New course brings Antarctica to campus

Jan 15th, 2009 | By | Category: Campus News, Issue, January 15, 2009

During his many trips to Antarctica as a researcher, UNL geoscientist David Harwood has gained firsthand perspective of the region’s role in past, present and future global climate change.

Now, Harwood is heading into the classroom – and he’s bringing the entire continent with him.

This semester, Harwood will lead a new geology course that lets students tour Antarctica without having to take an 11,500-mile trip or endure the Antarctic climate. The course will employ the audio-visual power of the Mary Riepma Ross Media Arts Center to bring the continent to UNL.

“We’ll hear, see and feel (Antarctica) and … explore the lure and the lore of the place,” Harwood said.

Harwood
Harwood

The course is open to all UNL students and, using Antarctica as its epicenter, will track the evolution of the Earth and life through the past several million years.

Just as important, Harwood said, the class will give students a perspective on scientific inquiry and processes and also allow them to experience exploration of the last continental frontier as geoscientists.

Through a series of field projects, students will apply scientific methods to gain knowledge about how Earth’s various environmental systems are connected.

“It’s a mental experience to engage in real science activities and thought processes,” Harwood said. “We want the students to ask the questions and work to find the answers. They end up becoming the scientists and teaching one another.”

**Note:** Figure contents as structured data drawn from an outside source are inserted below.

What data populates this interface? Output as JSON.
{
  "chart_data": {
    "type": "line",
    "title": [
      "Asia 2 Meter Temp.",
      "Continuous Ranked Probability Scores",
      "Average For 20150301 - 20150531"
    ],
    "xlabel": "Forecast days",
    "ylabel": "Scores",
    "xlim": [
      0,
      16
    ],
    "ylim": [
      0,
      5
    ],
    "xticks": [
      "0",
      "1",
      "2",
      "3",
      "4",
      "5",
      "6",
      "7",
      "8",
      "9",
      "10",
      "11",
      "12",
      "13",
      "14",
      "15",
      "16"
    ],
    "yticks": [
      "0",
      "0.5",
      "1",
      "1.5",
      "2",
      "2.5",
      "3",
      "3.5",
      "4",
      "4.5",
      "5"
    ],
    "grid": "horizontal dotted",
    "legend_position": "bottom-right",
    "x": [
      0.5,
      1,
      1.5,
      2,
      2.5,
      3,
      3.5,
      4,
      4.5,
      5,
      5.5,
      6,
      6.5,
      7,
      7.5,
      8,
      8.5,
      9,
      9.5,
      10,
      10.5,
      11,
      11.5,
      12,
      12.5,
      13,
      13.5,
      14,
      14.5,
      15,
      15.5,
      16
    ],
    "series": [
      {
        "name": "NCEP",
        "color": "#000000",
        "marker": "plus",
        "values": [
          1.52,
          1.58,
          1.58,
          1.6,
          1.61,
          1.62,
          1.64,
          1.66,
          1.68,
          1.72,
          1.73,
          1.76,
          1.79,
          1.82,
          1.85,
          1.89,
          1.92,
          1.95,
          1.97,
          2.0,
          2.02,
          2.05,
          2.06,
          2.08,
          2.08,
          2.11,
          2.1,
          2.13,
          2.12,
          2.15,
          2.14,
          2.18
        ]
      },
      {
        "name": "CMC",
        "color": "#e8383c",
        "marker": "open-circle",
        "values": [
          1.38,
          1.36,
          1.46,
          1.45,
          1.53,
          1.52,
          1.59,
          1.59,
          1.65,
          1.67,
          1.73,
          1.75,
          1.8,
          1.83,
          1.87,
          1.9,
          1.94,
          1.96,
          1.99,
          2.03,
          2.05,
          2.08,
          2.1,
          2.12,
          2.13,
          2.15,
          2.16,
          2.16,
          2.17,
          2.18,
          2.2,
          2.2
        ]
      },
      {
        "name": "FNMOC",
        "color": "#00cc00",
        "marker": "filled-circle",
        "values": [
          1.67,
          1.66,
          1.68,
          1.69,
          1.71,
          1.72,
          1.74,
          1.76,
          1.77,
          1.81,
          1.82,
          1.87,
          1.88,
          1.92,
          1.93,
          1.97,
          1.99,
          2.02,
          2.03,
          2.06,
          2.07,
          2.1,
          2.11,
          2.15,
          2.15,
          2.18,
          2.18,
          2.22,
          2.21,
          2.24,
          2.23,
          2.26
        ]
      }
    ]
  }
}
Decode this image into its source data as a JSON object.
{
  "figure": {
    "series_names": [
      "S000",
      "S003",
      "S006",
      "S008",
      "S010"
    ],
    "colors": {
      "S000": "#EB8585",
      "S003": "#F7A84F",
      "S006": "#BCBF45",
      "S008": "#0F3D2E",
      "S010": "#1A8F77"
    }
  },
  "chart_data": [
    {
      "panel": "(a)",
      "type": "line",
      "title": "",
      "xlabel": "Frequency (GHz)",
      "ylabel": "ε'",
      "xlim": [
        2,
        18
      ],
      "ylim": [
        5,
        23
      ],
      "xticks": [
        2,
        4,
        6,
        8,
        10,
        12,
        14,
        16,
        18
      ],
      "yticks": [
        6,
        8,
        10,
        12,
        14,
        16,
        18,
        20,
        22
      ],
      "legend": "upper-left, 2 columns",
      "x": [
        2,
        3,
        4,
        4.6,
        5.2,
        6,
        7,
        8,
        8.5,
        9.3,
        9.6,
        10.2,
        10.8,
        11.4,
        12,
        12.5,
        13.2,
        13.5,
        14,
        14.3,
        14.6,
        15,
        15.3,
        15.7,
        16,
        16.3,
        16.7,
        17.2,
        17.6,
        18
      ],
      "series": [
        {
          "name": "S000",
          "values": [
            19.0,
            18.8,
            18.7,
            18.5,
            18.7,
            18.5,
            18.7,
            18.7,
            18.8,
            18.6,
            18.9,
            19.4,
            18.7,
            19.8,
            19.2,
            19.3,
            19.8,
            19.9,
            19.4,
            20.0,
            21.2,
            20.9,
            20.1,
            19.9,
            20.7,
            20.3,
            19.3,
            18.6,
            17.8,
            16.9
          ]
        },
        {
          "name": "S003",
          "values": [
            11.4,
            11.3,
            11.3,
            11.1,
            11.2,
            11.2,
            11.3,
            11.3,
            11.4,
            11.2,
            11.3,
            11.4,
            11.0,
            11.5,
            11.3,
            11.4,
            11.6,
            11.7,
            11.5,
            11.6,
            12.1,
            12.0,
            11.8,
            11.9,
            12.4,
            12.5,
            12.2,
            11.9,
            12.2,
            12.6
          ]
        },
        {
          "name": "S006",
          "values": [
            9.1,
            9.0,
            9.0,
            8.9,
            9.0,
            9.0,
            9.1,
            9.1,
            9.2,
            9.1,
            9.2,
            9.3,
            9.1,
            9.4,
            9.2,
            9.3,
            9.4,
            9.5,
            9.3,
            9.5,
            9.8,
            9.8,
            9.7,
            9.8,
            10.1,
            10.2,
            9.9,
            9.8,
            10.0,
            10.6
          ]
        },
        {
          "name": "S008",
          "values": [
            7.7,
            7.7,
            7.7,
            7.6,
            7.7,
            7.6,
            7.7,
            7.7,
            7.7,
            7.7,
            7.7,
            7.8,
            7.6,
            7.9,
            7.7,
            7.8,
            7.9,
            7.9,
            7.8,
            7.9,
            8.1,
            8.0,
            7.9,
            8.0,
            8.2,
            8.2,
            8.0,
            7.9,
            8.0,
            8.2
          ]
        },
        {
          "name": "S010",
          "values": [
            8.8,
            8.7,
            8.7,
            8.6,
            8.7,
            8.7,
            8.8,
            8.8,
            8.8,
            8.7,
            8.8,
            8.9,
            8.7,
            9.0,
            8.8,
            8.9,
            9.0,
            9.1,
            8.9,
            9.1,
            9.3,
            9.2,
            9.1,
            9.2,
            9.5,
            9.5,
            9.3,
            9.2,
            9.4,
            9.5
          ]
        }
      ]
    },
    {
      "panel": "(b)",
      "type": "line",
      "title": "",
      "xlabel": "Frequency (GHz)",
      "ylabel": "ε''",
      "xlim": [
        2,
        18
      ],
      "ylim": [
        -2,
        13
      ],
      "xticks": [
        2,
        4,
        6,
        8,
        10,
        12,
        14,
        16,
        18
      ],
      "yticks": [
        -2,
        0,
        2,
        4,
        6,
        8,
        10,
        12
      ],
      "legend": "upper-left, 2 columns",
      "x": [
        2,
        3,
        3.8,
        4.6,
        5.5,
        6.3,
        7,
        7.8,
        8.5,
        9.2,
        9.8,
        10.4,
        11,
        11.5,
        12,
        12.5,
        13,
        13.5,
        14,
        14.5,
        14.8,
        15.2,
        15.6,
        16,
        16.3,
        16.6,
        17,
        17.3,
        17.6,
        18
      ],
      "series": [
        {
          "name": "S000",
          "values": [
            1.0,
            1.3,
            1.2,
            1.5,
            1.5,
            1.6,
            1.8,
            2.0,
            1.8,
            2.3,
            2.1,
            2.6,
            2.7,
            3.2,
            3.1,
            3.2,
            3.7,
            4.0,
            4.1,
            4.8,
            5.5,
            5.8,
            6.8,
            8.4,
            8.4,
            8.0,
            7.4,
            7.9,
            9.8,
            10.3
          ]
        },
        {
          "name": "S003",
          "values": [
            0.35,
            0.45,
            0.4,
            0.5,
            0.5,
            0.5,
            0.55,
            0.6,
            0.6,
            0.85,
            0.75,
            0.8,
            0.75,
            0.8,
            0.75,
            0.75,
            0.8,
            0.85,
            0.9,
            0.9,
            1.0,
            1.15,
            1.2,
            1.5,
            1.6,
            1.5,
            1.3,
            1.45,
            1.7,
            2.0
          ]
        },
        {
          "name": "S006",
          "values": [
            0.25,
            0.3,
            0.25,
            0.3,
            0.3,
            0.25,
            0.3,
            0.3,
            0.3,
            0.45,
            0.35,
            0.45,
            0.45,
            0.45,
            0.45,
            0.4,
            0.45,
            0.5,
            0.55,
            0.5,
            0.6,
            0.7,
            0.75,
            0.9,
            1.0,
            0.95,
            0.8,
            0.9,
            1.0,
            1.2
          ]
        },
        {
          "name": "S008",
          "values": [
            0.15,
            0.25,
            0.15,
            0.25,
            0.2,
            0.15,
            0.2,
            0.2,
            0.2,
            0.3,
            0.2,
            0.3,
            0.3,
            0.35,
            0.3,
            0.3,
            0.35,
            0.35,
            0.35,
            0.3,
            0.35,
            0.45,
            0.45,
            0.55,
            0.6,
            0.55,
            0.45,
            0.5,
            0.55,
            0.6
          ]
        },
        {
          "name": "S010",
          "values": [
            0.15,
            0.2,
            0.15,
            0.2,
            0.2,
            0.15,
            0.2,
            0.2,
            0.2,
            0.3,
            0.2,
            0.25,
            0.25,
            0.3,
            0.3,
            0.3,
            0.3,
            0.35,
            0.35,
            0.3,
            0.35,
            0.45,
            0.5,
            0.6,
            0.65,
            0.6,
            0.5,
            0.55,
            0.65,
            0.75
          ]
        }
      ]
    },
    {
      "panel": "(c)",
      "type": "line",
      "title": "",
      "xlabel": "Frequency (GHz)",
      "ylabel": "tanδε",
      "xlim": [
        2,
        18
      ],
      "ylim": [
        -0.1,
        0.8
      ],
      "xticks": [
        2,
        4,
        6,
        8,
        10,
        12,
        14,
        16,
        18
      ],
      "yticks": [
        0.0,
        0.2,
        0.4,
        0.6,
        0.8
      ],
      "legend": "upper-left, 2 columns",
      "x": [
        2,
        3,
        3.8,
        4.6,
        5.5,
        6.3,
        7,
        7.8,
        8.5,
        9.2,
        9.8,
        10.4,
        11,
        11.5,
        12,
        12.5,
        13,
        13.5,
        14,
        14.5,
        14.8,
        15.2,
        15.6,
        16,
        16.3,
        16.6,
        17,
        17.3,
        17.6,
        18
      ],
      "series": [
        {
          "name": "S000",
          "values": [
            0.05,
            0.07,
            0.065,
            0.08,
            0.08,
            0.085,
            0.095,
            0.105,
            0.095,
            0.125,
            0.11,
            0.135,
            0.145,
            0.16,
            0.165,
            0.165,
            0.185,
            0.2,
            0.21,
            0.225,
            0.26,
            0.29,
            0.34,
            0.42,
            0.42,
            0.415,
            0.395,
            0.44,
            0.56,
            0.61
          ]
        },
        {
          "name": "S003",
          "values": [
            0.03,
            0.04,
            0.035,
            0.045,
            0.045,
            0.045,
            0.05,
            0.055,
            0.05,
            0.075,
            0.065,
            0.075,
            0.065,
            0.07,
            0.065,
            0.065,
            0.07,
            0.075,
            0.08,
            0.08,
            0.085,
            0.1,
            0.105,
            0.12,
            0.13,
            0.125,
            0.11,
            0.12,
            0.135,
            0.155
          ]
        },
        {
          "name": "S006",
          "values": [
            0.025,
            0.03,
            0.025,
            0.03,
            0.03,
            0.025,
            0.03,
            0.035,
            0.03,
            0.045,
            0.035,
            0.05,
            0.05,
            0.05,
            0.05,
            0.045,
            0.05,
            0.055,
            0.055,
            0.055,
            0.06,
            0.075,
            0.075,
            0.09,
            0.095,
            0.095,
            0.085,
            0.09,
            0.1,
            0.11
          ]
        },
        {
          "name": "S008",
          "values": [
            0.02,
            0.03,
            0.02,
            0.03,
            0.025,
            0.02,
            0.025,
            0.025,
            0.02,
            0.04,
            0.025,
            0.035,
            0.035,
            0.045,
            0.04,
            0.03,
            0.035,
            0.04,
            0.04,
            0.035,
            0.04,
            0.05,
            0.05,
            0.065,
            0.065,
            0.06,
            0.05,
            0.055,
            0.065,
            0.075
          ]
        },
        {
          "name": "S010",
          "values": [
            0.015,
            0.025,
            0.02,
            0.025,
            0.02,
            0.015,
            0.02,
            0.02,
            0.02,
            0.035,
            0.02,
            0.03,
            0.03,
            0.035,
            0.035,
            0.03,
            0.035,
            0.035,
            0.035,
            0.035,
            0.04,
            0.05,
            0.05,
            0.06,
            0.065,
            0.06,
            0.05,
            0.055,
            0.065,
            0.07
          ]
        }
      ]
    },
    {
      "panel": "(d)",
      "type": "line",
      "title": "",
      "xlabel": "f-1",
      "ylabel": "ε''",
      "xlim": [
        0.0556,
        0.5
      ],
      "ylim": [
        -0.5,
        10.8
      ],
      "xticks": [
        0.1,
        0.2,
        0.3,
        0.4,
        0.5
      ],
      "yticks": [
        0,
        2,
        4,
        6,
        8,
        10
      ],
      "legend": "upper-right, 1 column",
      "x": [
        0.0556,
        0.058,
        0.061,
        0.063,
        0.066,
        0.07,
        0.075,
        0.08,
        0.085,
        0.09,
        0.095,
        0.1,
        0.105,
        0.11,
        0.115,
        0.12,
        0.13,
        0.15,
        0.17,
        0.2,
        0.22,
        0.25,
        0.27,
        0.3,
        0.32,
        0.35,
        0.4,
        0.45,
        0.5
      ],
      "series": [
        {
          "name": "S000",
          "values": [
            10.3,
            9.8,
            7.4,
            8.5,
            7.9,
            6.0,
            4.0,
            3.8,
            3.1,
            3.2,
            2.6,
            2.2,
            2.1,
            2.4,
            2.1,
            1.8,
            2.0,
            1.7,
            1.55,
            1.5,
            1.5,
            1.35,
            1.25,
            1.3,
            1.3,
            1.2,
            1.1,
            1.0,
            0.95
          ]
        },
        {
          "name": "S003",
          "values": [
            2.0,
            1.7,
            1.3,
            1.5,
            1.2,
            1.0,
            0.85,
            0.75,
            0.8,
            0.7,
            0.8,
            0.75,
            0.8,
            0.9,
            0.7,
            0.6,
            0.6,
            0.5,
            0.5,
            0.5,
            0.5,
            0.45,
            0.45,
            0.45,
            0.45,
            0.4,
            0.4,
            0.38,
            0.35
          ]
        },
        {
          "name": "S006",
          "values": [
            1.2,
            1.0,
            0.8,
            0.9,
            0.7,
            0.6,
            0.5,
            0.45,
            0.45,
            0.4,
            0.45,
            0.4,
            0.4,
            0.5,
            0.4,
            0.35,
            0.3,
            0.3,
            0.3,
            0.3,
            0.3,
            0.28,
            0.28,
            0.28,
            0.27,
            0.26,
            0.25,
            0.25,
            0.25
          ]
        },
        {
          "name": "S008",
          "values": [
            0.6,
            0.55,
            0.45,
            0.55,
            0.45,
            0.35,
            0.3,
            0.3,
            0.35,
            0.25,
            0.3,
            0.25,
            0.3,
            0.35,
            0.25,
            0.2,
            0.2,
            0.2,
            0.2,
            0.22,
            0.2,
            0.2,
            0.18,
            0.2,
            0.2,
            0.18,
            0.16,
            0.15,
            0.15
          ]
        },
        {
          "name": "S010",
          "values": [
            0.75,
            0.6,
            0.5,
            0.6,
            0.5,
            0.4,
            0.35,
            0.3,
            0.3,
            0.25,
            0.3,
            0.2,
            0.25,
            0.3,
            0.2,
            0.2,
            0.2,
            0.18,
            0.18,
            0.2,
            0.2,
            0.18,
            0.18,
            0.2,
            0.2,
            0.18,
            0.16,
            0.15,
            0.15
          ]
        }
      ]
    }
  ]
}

Harwood is research director of the ANDRILL Science Management Office at UNL. ANDRILL is a multinational collaboration of more than 200 scientists, students and educators from around the world aimed at understanding Antarctica’s historical impact on ocean currents and the atmosphere through the study of its rock layers.

In late 2006 and 2007, the ANDRILL program recovered the two deepest rock cores ever taken in Antarctica, more than 1,100 meters in each drilling season. Harwood was the co-chief scientist of 2007’s Southern McMurdo Sound Project with Fabio Florindo of Italy’s National Institute of Geophysics and Volcanology.

Harwood will share the recent work by the ANDRILL program with students during the semester, as well.

“I came here as a researcher,” Harwood said. “Now I’m excited to do more in my role as a teacher.”